I’m going to keep an eye on this story.  Even assuming that the black guy actually was the deserving criminal we believe he is, there are a couple of questions I have about the white “victim.”  If he really thought that the gun was real, how did he have the time and the presence of mind, to dig in a backpack, for a knife that he just happened to be carrying?  If he knew the gun was a fake, how and why did he get close enough to kill the black guy with one stab?  Having stabbed him and run for their lives, why didn’t they report the altercation to the police?  There’s more to this than meets the eye but, if Nkwumbe was at home on the couch, minding his own business, his mama wouldn’t have to whitewash a black man.

In another case of not taking responsibility for one’s actions, we have a man in Toronto on trial for murder.  He and his buddy, both crack addicts, were roaming the streets, when they encountered a man at an ATM.  They staggered over to harass the guy, and his friend sucker-punched him.  They giggled, and lurched on down the street.  Here’s where it went bad.  Like the Zimmerman guy in Florida, who shot the Negro kid after being told by police to ignore him and not get out of the car, the victim got four of his buddies from a bar and went out to find them.
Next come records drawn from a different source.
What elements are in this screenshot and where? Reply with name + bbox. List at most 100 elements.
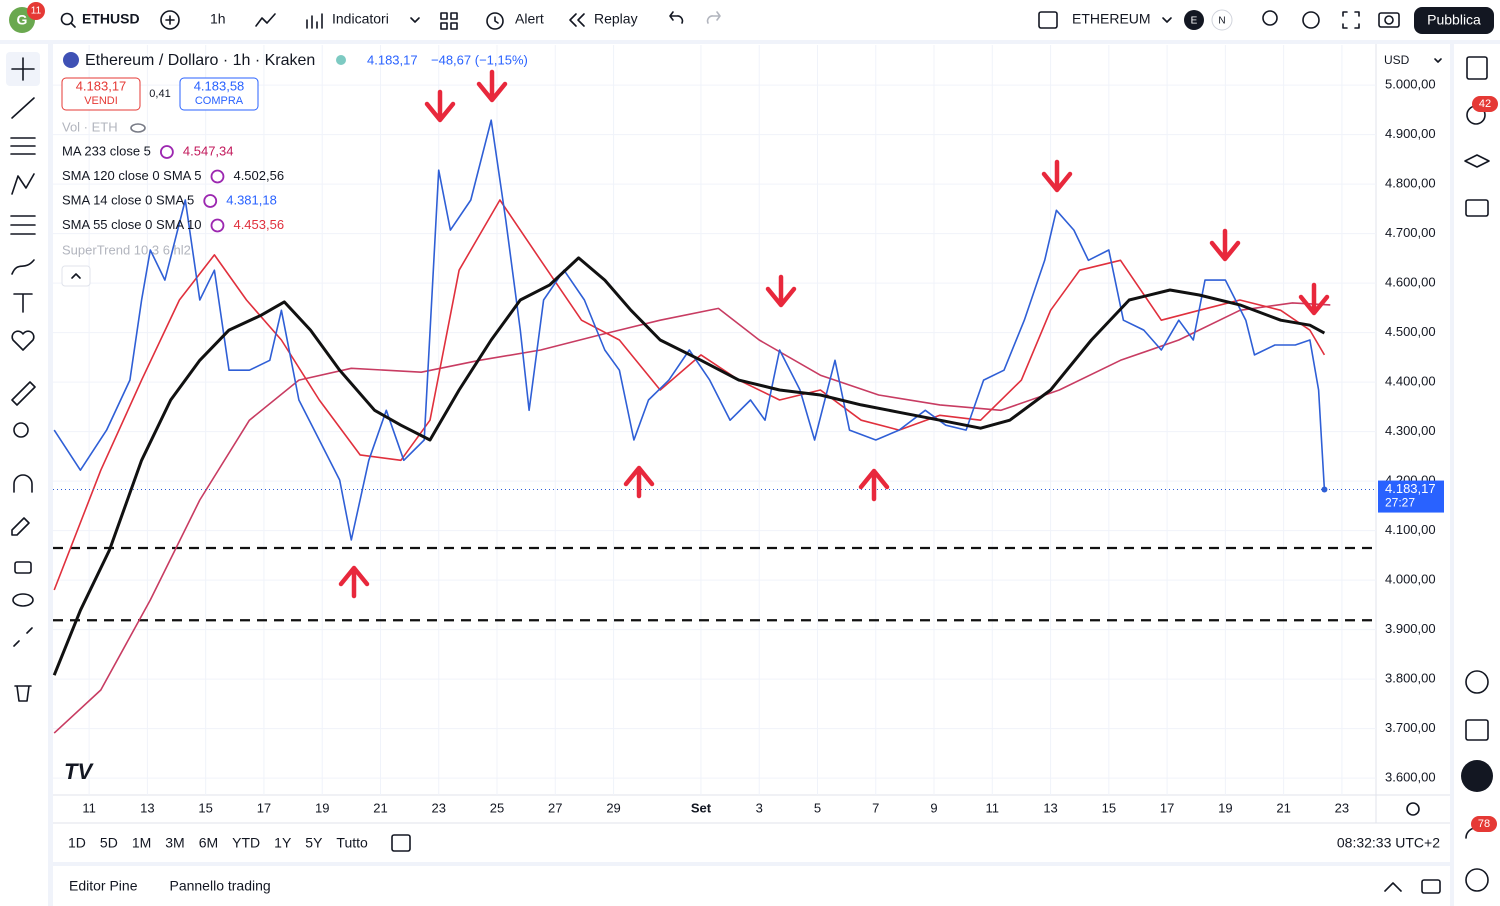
chart-type-icon[interactable]: [255, 13, 276, 27]
indicator-name: SMA 120 close 0 SMA 5: [62, 168, 201, 183]
symbol[interactable]: ETHUSD: [82, 11, 140, 27]
indicator-name: SMA 14 close 0 SMA 5: [62, 192, 194, 207]
hide-tool[interactable]: [12, 593, 34, 607]
countdown: 27:27: [1385, 496, 1415, 510]
calendar[interactable]: [1465, 719, 1489, 741]
range-button[interactable]: 1D: [68, 835, 86, 851]
measure-tool[interactable]: [11, 381, 36, 406]
brush-tool[interactable]: [11, 259, 35, 275]
publish-button[interactable]: [1414, 7, 1494, 34]
stay-drawing[interactable]: [11, 517, 30, 536]
sell-button[interactable]: [61, 77, 141, 111]
add-symbol[interactable]: [160, 10, 180, 30]
watchlist-icon: [1038, 11, 1058, 29]
indicator-value: 4.547,34: [183, 143, 234, 158]
search-icon: [70, 22, 76, 28]
range-button[interactable]: 1M: [132, 835, 151, 851]
forecast-tool[interactable]: [10, 215, 36, 235]
range-button[interactable]: YTD: [232, 835, 260, 851]
watchlist-panel[interactable]: [1466, 56, 1488, 80]
fib-tool[interactable]: [10, 137, 36, 155]
crosshair-tool[interactable]: [11, 57, 35, 81]
indicator-icon[interactable]: [210, 218, 225, 233]
chart-panel: [53, 44, 1450, 862]
y-tick-label: 4.400,00: [1385, 374, 1436, 389]
settings[interactable]: [1302, 11, 1320, 29]
date-range-icon[interactable]: [391, 834, 411, 852]
layouts-icon[interactable]: [440, 12, 458, 30]
currency[interactable]: USD: [1384, 53, 1410, 67]
zoom-tool[interactable]: [13, 422, 29, 438]
alert-icon: [486, 12, 504, 30]
alert-button[interactable]: Alert: [515, 11, 544, 27]
range-button[interactable]: 3M: [165, 835, 184, 851]
y-tick-label: 3.900,00: [1385, 621, 1436, 636]
help[interactable]: [1465, 868, 1489, 892]
y-tick-label: 5.000,00: [1385, 77, 1436, 92]
last-price-dot: [1321, 486, 1328, 493]
x-tick-label: 11: [82, 800, 96, 815]
indicator-icon[interactable]: [210, 169, 225, 184]
magnet-tool[interactable]: [13, 474, 33, 493]
range-button[interactable]: 1Y: [274, 835, 292, 851]
watchlist-name[interactable]: ETHEREUM: [1072, 11, 1151, 27]
annotation-arrow: [1041, 159, 1073, 193]
range-button[interactable]: Tutto: [336, 835, 368, 851]
indicator-icon[interactable]: [159, 145, 174, 159]
market-status: [336, 55, 346, 65]
avatar-badge-text: 11: [31, 6, 42, 17]
add-symbol: [165, 15, 175, 25]
products[interactable]: [1461, 760, 1493, 792]
x-tick-label: 19: [1218, 800, 1232, 815]
sidebar-icons: 42 78: [1461, 56, 1498, 892]
text-tool[interactable]: [13, 293, 33, 313]
interval[interactable]: 1h: [210, 11, 226, 27]
hidden-icon[interactable]: [130, 123, 146, 133]
search-icon: [60, 12, 74, 26]
quick-search[interactable]: [1262, 10, 1278, 26]
bottom-tab[interactable]: Editor Pine: [69, 878, 138, 894]
replay-button[interactable]: Replay: [594, 11, 638, 27]
x-tick-label: Set: [691, 800, 712, 815]
range-button[interactable]: 6M: [199, 835, 218, 851]
indicators-icon: [306, 13, 323, 29]
x-tick-label: 23: [432, 800, 446, 815]
x-tick-label: 15: [1102, 800, 1116, 815]
delete-tool[interactable]: [14, 685, 32, 702]
object-tree[interactable]: [1464, 154, 1490, 168]
dropdown[interactable]: [410, 17, 420, 23]
collapse-legend[interactable]: [61, 265, 91, 287]
snapshot[interactable]: [1378, 12, 1400, 28]
axis-settings[interactable]: [1406, 802, 1420, 816]
undo[interactable]: [669, 11, 684, 24]
range-button[interactable]: 5Y: [305, 835, 323, 851]
collapse-icon: [71, 273, 81, 279]
trendline-tool[interactable]: [11, 97, 35, 119]
maximize-panel[interactable]: [1421, 879, 1441, 894]
alerts-badge-text: 42: [1479, 98, 1491, 110]
indicators-button[interactable]: Indicatori: [332, 11, 389, 27]
clock: 08:32:33 UTC+2: [1337, 835, 1440, 851]
buy-button[interactable]: [179, 77, 259, 111]
news-badge: [1211, 9, 1233, 31]
dropdown[interactable]: [1162, 17, 1172, 23]
lock-tool[interactable]: [14, 561, 32, 574]
fullscreen[interactable]: [1342, 11, 1360, 29]
redo[interactable]: [706, 11, 721, 24]
annotation-arrow: [424, 89, 456, 123]
indicator-icon[interactable]: [203, 194, 218, 208]
spread: 0,41: [149, 88, 170, 100]
exchange-badge: [1184, 10, 1204, 30]
link-tool[interactable]: [13, 627, 33, 647]
hotlists[interactable]: [1465, 670, 1489, 694]
range-button[interactable]: 5D: [100, 835, 118, 851]
drawing-tools: [6, 52, 40, 702]
pattern-tool[interactable]: [11, 173, 35, 195]
indicator-value: 4.453,56: [233, 217, 284, 232]
x-tick-label: 23: [1335, 800, 1349, 815]
chat-panel[interactable]: [1465, 199, 1489, 217]
bottom-tab[interactable]: Pannello trading: [169, 878, 270, 894]
x-tick-label: 21: [373, 800, 387, 815]
expand-panel[interactable]: [1384, 882, 1402, 892]
icon-tool[interactable]: [11, 330, 35, 351]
Five drunks against two crack-heads, not good odds or conducive to a good ending.  They caught up to them at a pedestrian tunnel, where crackerbox bashed his head with a brick, and then stomped it several times, killing him.  Trying to beat the murder rap, he’s playing it as self-defense.  He claims that, after he hit him with the brick and knocked him down, the guy trying to stumble back to his feet constituted a danger, so he stomped him.  It was all spur-of-the-moment.  The victim’s grandmother asks, if it wasn’t premeditated, why did he have a brick?  It might have just been lying on the ground.  I know, if five guys approached me, at night, in a tunnel, I’d be looking for something too.
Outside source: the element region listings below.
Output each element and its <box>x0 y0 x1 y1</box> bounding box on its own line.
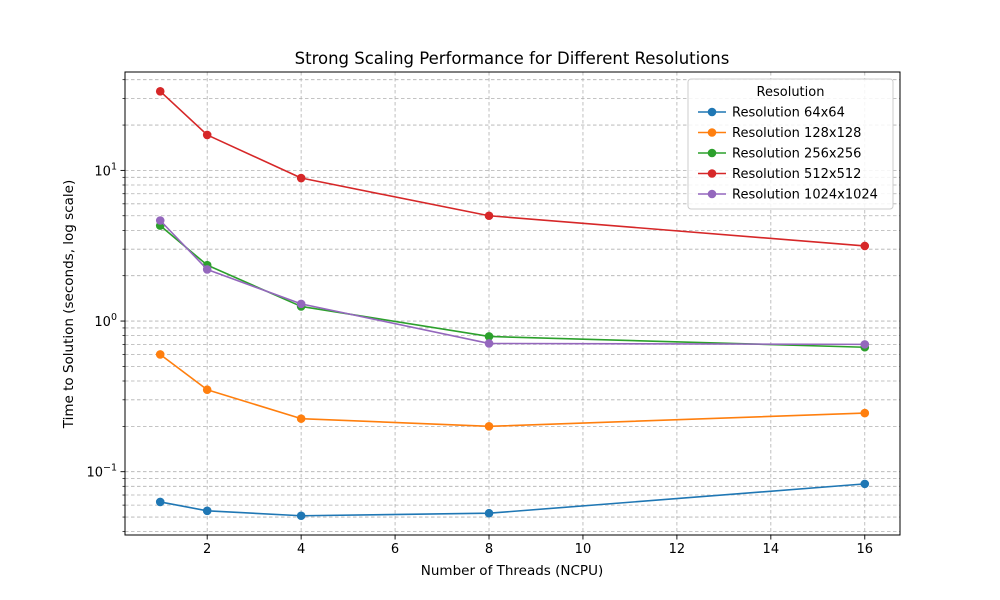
y-axis-title: Time to Solution (seconds, log scale) <box>61 180 77 429</box>
series-line <box>159 219 865 346</box>
legend-label: Resolution 128x128 <box>732 126 861 141</box>
legend-marker <box>707 128 717 137</box>
series-resolution-128x128 <box>155 350 870 431</box>
x-tick-label: 16 <box>856 542 873 557</box>
data-point <box>155 87 165 96</box>
data-point <box>296 414 306 423</box>
x-tick-label: 2 <box>203 542 211 557</box>
x-tick-label: 4 <box>297 542 305 557</box>
legend-marker <box>707 169 717 178</box>
data-point <box>202 506 212 516</box>
x-tick-label: 14 <box>763 542 780 557</box>
data-point <box>484 508 494 518</box>
data-point <box>484 211 494 221</box>
legend-marker <box>707 107 717 117</box>
x-tick-label: 6 <box>391 542 399 557</box>
y-tick-label: 10−1 <box>86 463 117 481</box>
legend-label: Resolution 512x512 <box>732 167 861 182</box>
data-point <box>155 497 165 507</box>
data-point <box>296 173 306 183</box>
grid <box>125 72 900 535</box>
data-point <box>860 241 870 251</box>
data-point <box>484 422 494 431</box>
legend-box <box>687 78 894 210</box>
legend-label: Resolution 256x256 <box>732 147 861 162</box>
chart-title: Strong Scaling Performance for Different… <box>295 49 730 68</box>
series-layer <box>155 87 870 521</box>
data-point <box>484 332 494 341</box>
legend-title: Resolution <box>757 85 825 100</box>
series-resolution-512x512 <box>155 87 870 251</box>
legend-marker <box>707 189 717 199</box>
legend: Resolution Resolution 64x64 Resolution 128… <box>687 78 894 210</box>
data-point <box>860 340 870 349</box>
x-tick-label: 10 <box>575 542 592 557</box>
legend-item: Resolution 64x64 <box>698 106 845 121</box>
legend-item: Resolution 128x128 <box>698 126 861 141</box>
x-tick-label: 8 <box>485 542 493 557</box>
series-line <box>160 483 865 517</box>
data-point <box>155 216 165 225</box>
legend-label: Resolution 1024x1024 <box>732 188 878 203</box>
series-resolution-64x64 <box>155 479 870 521</box>
data-point <box>202 385 212 395</box>
data-point <box>860 479 870 489</box>
y-tick-label: 100 <box>94 312 117 330</box>
y-tick-label: 101 <box>94 161 117 179</box>
x-tick-label: 12 <box>669 542 686 557</box>
legend-item: Resolution 1024x1024 <box>698 188 878 203</box>
series-line <box>159 353 865 428</box>
legend-item: Resolution 256x256 <box>698 147 861 162</box>
plot-frame <box>124 71 901 536</box>
series-resolution-256x256 <box>155 221 870 352</box>
series-resolution-1024x1024 <box>155 216 870 349</box>
x-axis-title: Number of Threads (NCPU) <box>421 563 603 579</box>
data-point <box>202 265 212 274</box>
data-point <box>484 339 494 348</box>
legend-item: Resolution 512x512 <box>698 167 861 182</box>
data-point <box>860 408 870 418</box>
series-line <box>159 225 865 349</box>
axis-ticks: 2 4 6 8 10 12 14 16 10−1 100 101 <box>86 79 873 557</box>
data-point <box>155 350 165 359</box>
legend-marker <box>707 148 717 158</box>
data-point <box>202 130 212 140</box>
data-point <box>296 299 306 309</box>
data-point <box>296 511 306 521</box>
legend-label: Resolution 64x64 <box>732 106 845 121</box>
Now he’s trying to get sympathy, and lighter sentencing, from the judge.  His lawyer cited a difficult childhood and a troubled life.  He’s abused booze and drugs since he was nine.  Just once, I’d like to hear one of these guys admit, “My Mom and Dad were fine, I’m just a shithead.”  He’ll probably find Jesus in jail.  Why is it that so many jerks give their life to God, only after f**cking it up so badly, that nobody else wants it?

Meanwhile, it turns out that the victim, who was partying in a bar, and then went out looking for trouble with four of his friend, and found it, was an award-winning hockey player who was about to start a job with a Boston legal firm in three days.  And he liked kittens, and helped old ladies across the street.